第16話 女神です!

 スライム…暴食の王は襲いかかってくる。周りにはスライムがおり逃げ場などは無い。隣にいた村神はただ突っ立っているだけ、第一俺よりもステータスが低いのに役に立つわけが無かった。暴食の王は狙いを俺にしたらしくその腕を伸ばしてくる。その腕は際限なく伸びさらに無数に枝分かれし1本1本が鋭利な針のようになっていく。


 俺はいつの間にか足下をスライムに抑えられ動くことができなかった。そして針は俺の頭へ迫ってくる…ことは無かった。


 暴食の王は事切れたようにその場に倒れ込む。周りにいたスライムまでもが動かなくなっていた。そしてそれらは全てが痙攣していた。


 なにが起こったのか全く分からなかった俺は隣にいた村神の安否を確認するのと何があったのか聞くつもりでそちらを見た。そして村神の顔がいつものけだるげなものではなく、新しい玩具を見つけた子供のように笑っていた。


 彼は倒れ込んだ暴食の王が首元につけていた結晶を手に取り引きちぎった。すると暴食の王はその場でビクンッとはねその体は徐々に小さくなり普通のスライムのように小さくなってしまった。

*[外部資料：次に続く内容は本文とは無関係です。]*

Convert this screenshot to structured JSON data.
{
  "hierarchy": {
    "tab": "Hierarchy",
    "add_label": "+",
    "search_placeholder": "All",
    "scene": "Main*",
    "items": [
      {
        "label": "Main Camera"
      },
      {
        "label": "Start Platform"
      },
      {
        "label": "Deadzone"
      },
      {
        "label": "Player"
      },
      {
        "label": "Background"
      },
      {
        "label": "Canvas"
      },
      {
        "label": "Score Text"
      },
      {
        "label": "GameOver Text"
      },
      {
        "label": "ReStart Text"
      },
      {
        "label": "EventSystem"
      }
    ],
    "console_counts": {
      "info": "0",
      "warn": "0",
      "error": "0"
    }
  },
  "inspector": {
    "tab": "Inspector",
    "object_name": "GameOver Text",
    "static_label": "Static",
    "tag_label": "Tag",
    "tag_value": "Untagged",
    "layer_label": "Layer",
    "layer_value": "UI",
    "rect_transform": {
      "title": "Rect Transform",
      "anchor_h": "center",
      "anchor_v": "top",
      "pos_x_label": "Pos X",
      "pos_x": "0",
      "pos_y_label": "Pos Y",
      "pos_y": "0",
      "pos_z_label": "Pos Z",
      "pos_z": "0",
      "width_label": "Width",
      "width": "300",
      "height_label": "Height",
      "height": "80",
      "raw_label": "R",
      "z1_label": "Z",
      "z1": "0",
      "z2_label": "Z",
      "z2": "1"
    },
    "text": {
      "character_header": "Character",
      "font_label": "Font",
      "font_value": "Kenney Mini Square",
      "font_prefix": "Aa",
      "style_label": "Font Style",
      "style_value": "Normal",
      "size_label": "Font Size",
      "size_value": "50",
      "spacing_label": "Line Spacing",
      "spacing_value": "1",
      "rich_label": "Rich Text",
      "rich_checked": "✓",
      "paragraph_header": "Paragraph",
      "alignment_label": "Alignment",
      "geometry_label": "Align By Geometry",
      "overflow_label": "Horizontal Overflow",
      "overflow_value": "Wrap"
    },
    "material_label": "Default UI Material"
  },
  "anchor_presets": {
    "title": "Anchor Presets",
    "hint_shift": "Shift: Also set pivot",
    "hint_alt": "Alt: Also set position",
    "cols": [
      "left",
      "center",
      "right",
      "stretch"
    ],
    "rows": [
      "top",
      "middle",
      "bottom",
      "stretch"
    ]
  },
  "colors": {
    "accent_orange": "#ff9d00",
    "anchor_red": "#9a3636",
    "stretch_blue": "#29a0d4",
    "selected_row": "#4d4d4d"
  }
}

 手にした水晶を少し眺めていた彼は、何の躊躇も無くその結晶を飲み込む。すると彼の体から靄のような黒いなにかが溢れ首元に先程の結晶が埋め込まれたように治まっていた。


 「…一つ目、あと六つ」


 彼はそう言い残すと手から黒い靄を出しそこら中に倒れていたスライムを全て靄で覆う。すぐにその靄は晴れたがその下に倒れていたスライムは全て消えていた。


 「なに…したんだ?…」


 俺は今起きた出来事について行けず、説明を求める。


 「気にしない気にしない。…あ、ほら魔方陣みたいなのが出て来たから戻れるのかもよ?早く行こう。」


 と返されたのでとりあえず何があったのが聞くのは戻ってからにしようとその魔法陣の上に村神と乗ってみる。すると魔方陣は輝きを増す。そして村神が乗っていたはずの方を見るとそこには誰も居ない。そしてその魔方陣から少し離れたところに村神がいた。


 「おい、早く乗れ…」


 そういった瞬間周囲の景色がめまぐるしく変わっていく。そして魔法陣の光りが治まる頃にはそこは見たことのあるダンジョンの入り口だった。


 「…よ?…マジかよ…」


 そして入り口からすこしはいった所は崩壊しており、もう中には入れないようになっていた。


 「日高!」


 「日高君!」


 後から俺を呼ぶ声がするので振り向くと。そこには神代達や王様が駆けつけてきた。何があったのかを聞かれたので少しずつ話していくと全員が魔王についてと村神について驚いていた。そして流石に疲れたので今日はもう部屋で休ませてもらうことにした。


 部屋に入り布団の上に転がる。そのまますぐに眠気が襲ってきたので身を任せ寝ることにした。


 …さん …ひ…さん! …日高さん!


呼ぶ声がしたので目を開けるとそこには純白の布を巻いただけの格好をし、モデルのように高身長のスタイルの良い女性がいた。


 へ…変態だ…


 変態じゃありません!女神です!


 目の前にいた女性は女神だったようだ。